In other words, the appellate court told the judge to sharpen some pencils, not to drop the argument. Before imposing an injunction on the basis of a facial argument, the court needs to provide a clear indication of just how many or few women would really be denied an opportunity for abortion. That would allow appellate courts to judge accordingly.
Two issues make this curious, however. First, the Supreme Court has already ruled on the issue of requiring abortionists to have admitting privileges in local hospitals. In 2016’s Whole Woman’s Health v. Hellerstadt, it ruled 5-3 to overturn a Texas law that required admitting privileges as well as demanding that abortion clinic meet the same standards as other outpatient surgical centers. That decision did rely on “undue burden,” but didn’t necessarily have much better mathematical justification as this case does.

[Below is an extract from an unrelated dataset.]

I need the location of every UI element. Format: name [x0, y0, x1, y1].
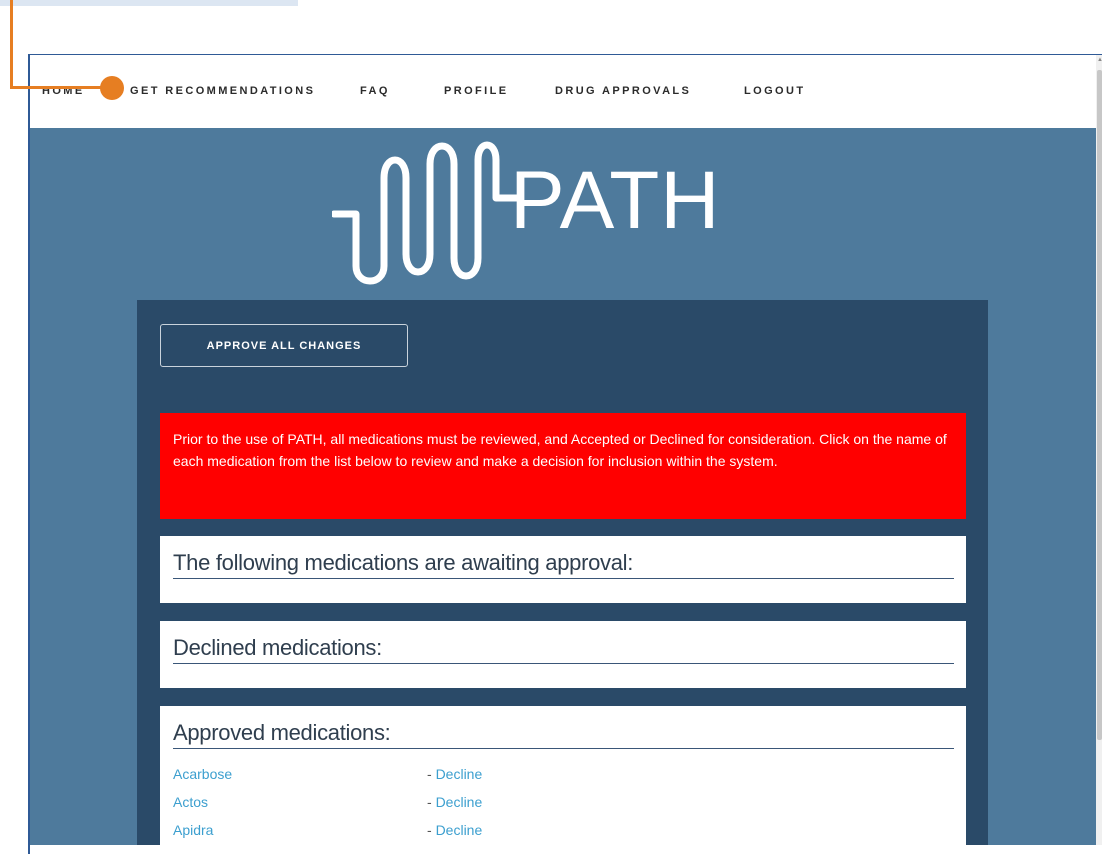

The precedent existed for the court to leave the injunction in place at least temporarily, which brings us to the second curiosity. It only takes four justices to grant cert, which means that the case didn’t interest all four of the liberal justices on the court. And that seems mighty curious, given that the decision not to take the case means Arkansas can now start enforcing this law.

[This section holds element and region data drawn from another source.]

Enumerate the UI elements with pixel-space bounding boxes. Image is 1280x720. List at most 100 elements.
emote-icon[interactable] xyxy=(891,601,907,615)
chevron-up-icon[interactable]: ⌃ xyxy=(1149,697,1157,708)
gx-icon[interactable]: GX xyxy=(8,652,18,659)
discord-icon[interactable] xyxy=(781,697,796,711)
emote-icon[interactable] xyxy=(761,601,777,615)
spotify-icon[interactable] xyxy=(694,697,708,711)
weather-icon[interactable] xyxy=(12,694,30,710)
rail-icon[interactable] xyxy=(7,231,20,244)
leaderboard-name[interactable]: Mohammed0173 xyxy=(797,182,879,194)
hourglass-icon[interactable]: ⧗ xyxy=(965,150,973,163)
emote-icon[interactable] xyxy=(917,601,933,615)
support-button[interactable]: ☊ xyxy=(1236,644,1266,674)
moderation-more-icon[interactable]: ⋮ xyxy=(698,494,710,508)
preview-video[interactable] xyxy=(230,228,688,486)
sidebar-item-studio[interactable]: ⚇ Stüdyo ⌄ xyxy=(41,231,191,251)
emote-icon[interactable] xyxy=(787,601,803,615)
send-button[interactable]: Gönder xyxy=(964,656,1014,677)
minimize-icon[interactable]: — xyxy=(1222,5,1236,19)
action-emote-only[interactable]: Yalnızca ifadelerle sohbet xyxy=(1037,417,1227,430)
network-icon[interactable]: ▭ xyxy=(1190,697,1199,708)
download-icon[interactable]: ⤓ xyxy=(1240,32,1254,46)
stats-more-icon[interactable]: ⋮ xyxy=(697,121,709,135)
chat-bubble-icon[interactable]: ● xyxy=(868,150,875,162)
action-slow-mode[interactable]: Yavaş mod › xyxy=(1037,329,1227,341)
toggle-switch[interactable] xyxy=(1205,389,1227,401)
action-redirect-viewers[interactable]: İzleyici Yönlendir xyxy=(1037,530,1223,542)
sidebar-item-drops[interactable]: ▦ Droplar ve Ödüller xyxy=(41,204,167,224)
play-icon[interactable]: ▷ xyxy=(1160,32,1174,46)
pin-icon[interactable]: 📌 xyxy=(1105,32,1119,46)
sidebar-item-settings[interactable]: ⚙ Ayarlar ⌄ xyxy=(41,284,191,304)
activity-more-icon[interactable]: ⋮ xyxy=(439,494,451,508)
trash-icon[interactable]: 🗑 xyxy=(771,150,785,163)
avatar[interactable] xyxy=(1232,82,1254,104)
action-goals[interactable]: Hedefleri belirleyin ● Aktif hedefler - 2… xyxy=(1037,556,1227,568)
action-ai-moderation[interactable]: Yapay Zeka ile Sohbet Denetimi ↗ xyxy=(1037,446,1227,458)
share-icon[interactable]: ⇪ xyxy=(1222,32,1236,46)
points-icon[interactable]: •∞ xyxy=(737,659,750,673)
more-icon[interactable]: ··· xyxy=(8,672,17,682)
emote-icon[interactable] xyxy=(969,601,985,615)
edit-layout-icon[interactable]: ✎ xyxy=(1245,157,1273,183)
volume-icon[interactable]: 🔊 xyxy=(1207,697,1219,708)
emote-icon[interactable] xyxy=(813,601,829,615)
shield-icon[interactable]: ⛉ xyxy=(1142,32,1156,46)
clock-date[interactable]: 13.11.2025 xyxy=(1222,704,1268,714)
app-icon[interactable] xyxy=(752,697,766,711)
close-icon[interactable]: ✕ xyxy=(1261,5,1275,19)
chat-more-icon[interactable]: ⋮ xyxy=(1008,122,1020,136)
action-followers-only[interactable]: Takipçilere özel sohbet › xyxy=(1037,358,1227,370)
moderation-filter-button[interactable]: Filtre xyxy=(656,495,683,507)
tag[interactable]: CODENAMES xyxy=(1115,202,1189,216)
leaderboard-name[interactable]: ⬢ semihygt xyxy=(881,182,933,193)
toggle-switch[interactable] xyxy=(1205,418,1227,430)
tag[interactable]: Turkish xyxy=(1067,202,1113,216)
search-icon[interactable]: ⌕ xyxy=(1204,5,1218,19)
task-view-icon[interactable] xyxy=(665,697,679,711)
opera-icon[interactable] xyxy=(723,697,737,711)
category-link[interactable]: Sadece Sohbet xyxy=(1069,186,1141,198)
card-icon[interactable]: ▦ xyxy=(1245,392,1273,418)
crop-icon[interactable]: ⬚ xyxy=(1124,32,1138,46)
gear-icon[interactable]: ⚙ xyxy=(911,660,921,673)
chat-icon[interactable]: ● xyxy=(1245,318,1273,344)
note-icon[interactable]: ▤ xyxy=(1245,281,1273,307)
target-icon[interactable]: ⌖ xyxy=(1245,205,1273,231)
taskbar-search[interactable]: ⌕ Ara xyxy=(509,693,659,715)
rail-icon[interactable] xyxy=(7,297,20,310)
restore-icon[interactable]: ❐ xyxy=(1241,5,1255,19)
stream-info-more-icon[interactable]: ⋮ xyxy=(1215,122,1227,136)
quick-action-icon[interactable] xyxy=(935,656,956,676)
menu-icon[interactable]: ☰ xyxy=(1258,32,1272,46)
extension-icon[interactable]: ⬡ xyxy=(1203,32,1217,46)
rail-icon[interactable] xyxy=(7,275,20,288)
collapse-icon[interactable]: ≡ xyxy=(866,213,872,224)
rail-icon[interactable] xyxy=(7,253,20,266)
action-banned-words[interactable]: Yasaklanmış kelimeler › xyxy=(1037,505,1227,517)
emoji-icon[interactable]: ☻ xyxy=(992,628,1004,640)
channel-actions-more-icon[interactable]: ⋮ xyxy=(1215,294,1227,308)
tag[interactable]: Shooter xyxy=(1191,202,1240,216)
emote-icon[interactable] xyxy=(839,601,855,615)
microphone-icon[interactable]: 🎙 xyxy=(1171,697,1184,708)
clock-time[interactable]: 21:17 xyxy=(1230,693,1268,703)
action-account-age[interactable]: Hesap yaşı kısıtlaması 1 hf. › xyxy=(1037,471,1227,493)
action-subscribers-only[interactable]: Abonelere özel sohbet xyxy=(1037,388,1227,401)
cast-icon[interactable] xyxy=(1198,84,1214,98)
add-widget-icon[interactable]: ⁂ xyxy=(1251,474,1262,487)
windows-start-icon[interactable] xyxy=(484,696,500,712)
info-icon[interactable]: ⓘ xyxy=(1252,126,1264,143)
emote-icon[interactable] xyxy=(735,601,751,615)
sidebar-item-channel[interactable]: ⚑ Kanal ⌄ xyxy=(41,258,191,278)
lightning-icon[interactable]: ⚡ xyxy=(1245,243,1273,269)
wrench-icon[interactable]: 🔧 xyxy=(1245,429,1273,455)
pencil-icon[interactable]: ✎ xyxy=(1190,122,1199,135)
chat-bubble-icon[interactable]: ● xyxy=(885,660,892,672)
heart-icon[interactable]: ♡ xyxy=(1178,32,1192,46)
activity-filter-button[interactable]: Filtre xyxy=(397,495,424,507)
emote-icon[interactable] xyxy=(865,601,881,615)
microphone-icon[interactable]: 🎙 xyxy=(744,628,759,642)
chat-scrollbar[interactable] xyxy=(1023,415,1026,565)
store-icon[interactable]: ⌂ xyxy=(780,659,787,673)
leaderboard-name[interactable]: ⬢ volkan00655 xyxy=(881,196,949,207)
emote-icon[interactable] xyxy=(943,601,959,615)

Depending on the findings of the lawsuit, could the Supreme Court be rethinking Whole Woman’s Health? It seems doubtful, but anything’s possible. The likeliest outcome will be that the district court will force Planned Parenthood to provide a more substantial undue-burden argument in order to reimpose an injunction, which will then make its way up the appellate chain again. However, don’t forget that Anthony Kennedy turned out to be the swing vote on Whole Woman’s Health, and he might retire before this case makes it all the way back to the Supreme Court. The issue might get a very different result if it returns to a court where Donald Trump has made a second appointment to the top court.